Cette procédure vise soit l’équilibre financier du syndicat gravement compromis (risque financier) ou son incapacité à pourvoir à la conservation de l’immeuble (risque physique – lui-même conséquence d’une problématique juridique ou technique), soit les deux à la fois, le second étant souvent la conséquence du premier.
Quelles sont les missions et les tâches qu’il peut accomplir ?
L’administrateur détient dans tous les cas les pouvoirs du syndic, et peut se voir confier par le juge, selon les particularités du dossier, tout ou partie des pouvoirs du conseil syndical et de l’assemblée générale. Dans ce dernier cas, le plus fréquent, l’administrateur prend seul les décisions.
En pratique, il agira en concertation avec les membres du conseil syndical ou de l’ex conseil syndical et les pouvoirs publics (préfecture, mairie, ANAH, ANRU) le cas échéant, notamment si la copropriété fait l’objet d’un Plan de Sauvegarde ou est située dans un périmètre d’interventionnisme public plus vaste de type OPAH (Opération Programmée d’Amélioration de l’Habitat) ou PRI (Plan de Restauration Immobilière).
Il peut donc approuver seul les comptes et engager tous travaux destinés à assurer le redressement « physique » de la copropriété. La mission de l’administrateur est de mener un redressement efficace et pérenne de la copropriété et d’assurer l’apaisement social. Cela passe nécessairement par la garantie d’une totale indépendance et transparence du professionnel.
Quelles mesures peut-il préconiser lorsque l’équilibre financier de la copropriété est compromis ?
L’administrateur reprendra les comptes de la copropriété, souvent mal tenus, voire pas tenus du tout, depuis plusieurs années, les arrêtera et appellera les charges correspondantes auprès des copropriétaires. Dans les faits, cela se traduira par des appels de trésorerie significatifs pour les copropriétaires, souvent non anticipés par ces derniers.
L’objectif est d’assurer une pédagogie suffisante pour éviter les incompréhensions, sources de refus pour certains copropriétaires de régler leurs charges.
Il procède également au recouvrement des charges impayées par tous moyens. Bien entendu, les procédures de recouvrement sont particulièrement impopulaires. Néanmoins, l’important étant de « faire rentrer l’argent », l’administrateur aura qualité, une fois titré, pour convenir de modalités de règlement appropriées aux capacités des débiteurs de bonne foi.
Enfin, lorsque les pouvoirs du conseil syndical lui sont conférés, l’Administrateur sera l’interlocuteur représentatif de la copropriété dans le cadre de la mise en oeuvre d’un Plan de Sauvegarde ou tout autre projet de redéveloppement urbain.
L’administrateur judiciaire peut-il prévenir certaines difficultés rencontrées par les copropriétés ?
La prévention des difficultés est au coeur des préoccupations de l’administrateur judiciaire.
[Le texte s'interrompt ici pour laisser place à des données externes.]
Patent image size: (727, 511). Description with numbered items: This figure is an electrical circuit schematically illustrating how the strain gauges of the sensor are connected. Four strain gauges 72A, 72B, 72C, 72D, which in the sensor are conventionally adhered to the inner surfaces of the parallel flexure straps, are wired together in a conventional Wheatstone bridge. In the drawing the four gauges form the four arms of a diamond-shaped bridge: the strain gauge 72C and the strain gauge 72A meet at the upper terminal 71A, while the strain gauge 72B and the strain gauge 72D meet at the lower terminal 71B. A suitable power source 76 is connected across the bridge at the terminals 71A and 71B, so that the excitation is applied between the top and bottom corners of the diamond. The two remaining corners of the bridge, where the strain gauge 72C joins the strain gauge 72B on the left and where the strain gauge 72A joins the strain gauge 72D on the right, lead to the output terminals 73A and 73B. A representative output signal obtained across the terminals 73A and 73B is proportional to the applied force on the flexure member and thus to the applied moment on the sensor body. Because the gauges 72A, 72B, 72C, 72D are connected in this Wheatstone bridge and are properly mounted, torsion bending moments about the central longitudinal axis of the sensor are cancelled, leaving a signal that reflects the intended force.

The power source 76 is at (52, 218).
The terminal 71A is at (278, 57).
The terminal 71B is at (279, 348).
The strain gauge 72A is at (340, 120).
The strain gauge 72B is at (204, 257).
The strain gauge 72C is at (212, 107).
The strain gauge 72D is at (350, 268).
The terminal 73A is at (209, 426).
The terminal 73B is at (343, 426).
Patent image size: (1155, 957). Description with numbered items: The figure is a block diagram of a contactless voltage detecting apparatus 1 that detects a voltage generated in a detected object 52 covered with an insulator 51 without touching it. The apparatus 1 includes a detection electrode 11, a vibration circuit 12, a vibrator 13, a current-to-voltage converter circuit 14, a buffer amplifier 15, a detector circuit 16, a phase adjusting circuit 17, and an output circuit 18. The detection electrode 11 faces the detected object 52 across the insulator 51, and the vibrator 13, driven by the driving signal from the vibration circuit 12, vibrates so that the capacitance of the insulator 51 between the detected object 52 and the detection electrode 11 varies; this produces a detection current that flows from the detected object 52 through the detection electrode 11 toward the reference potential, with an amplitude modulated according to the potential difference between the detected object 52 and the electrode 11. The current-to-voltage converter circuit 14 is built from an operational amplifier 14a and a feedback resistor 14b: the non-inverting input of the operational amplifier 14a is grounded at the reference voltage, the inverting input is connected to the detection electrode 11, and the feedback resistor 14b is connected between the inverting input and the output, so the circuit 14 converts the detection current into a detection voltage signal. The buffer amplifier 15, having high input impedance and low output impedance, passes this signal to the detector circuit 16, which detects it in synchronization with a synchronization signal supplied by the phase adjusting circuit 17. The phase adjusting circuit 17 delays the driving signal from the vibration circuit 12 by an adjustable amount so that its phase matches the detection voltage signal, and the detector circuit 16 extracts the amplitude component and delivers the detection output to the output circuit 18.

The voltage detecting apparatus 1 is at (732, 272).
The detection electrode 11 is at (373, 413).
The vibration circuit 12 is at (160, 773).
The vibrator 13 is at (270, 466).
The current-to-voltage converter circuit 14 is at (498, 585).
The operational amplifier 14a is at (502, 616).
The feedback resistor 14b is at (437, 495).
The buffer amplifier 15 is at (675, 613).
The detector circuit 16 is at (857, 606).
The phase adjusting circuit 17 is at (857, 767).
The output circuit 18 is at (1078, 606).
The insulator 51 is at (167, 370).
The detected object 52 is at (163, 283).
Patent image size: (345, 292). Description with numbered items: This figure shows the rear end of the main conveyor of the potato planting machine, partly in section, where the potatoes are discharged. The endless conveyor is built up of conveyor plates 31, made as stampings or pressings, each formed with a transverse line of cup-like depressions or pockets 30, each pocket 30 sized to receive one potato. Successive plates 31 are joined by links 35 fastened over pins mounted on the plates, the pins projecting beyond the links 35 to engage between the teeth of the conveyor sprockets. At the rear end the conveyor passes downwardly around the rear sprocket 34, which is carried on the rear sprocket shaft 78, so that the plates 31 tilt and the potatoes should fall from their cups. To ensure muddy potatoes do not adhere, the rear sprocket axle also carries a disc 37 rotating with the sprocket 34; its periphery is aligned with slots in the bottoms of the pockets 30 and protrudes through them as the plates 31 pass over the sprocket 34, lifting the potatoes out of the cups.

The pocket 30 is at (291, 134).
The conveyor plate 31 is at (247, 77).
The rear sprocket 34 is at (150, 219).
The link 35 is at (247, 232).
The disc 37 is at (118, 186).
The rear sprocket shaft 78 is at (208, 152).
Un recours à ses compétences, plus en amont, dans l’élaboration et la mise en oeuvre de schémas complexes visant à améliorer l’habitat (PDS, création de syndicats secondaires, scissions de copropriétés, remembrement fonciers …), constitue un atout certain, sans coût supplémentaire pour la copropriété, les honoraires d’intervention étant, en règle générale, équivalents à ceux pratiqués par l’ancien syndic.
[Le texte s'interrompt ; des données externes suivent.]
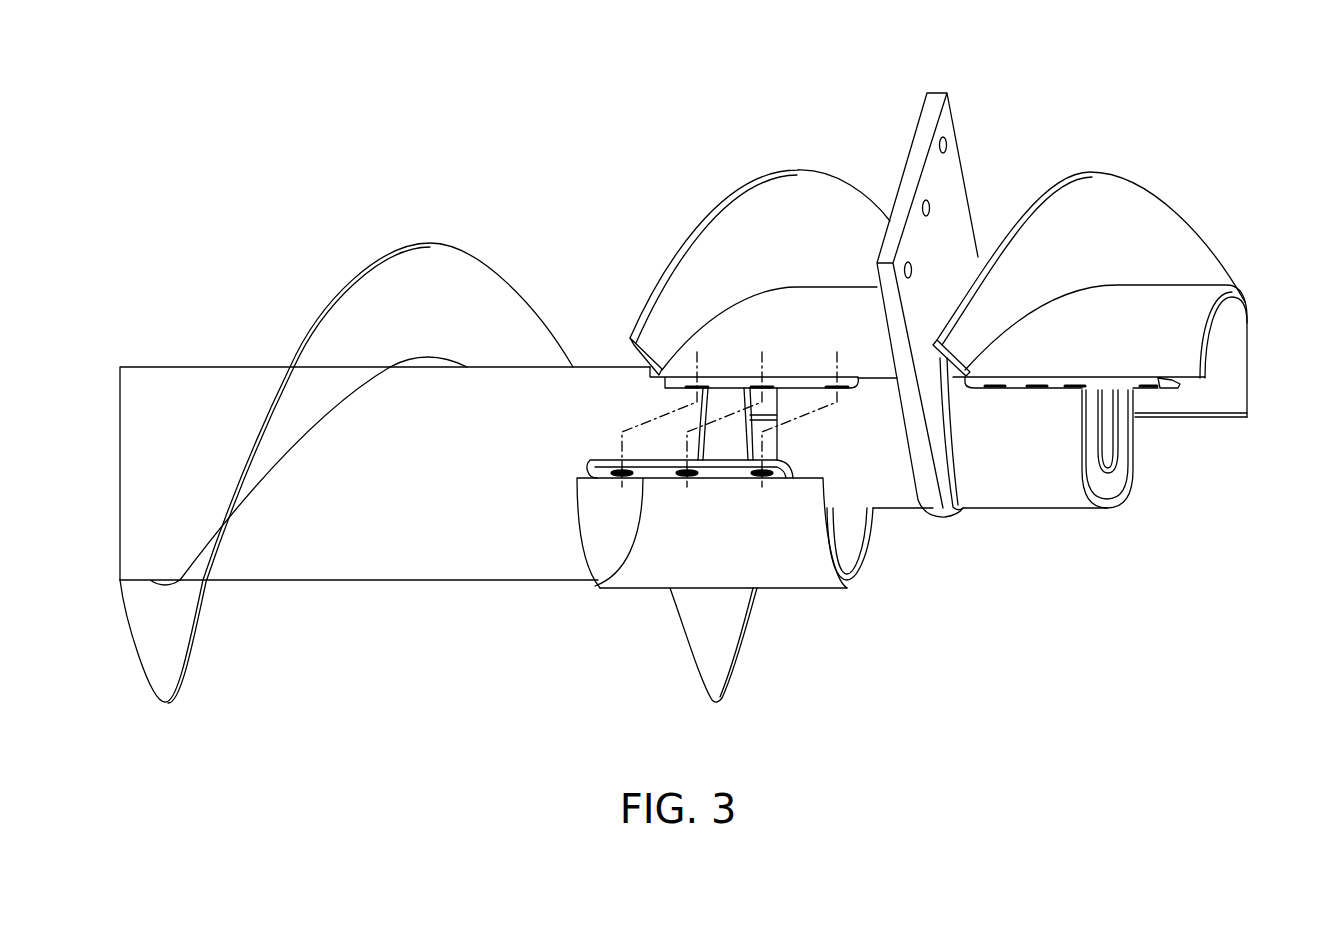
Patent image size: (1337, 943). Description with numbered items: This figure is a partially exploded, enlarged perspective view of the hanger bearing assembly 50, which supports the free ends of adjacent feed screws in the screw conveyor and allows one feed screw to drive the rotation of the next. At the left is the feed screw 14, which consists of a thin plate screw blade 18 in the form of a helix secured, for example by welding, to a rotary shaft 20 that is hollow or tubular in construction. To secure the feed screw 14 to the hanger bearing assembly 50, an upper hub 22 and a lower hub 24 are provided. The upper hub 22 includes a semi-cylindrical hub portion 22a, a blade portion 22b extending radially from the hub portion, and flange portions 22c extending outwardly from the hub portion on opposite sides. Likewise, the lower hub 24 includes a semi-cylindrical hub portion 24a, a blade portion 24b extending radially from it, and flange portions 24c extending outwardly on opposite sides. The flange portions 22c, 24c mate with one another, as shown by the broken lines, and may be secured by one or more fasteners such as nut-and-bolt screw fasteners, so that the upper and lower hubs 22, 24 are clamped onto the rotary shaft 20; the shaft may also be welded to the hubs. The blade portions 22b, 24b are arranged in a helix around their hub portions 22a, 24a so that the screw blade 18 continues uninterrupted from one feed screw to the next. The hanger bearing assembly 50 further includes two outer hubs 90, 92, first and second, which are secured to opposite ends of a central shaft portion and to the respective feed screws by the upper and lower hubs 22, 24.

Enfin, le recours au Mandat ad hoc prévu par les articles 29-1 a) et b) et instauré par la Loi du 25 mars 2009 amendant l’art. 29-1 de la loi du 10 juillet 1965, doit plus souvent être réservé aux administrateurs judiciaires (ce qui n’est pas le principe à ce jour, cette fonction étant plutôt attribuée à d’autres opérateurs privés), afin de leur permettre d’acquérir la connaissance du dossier le plus tôt possible et d’améliorer les chances de succès du rétablissement du syndicat concerné.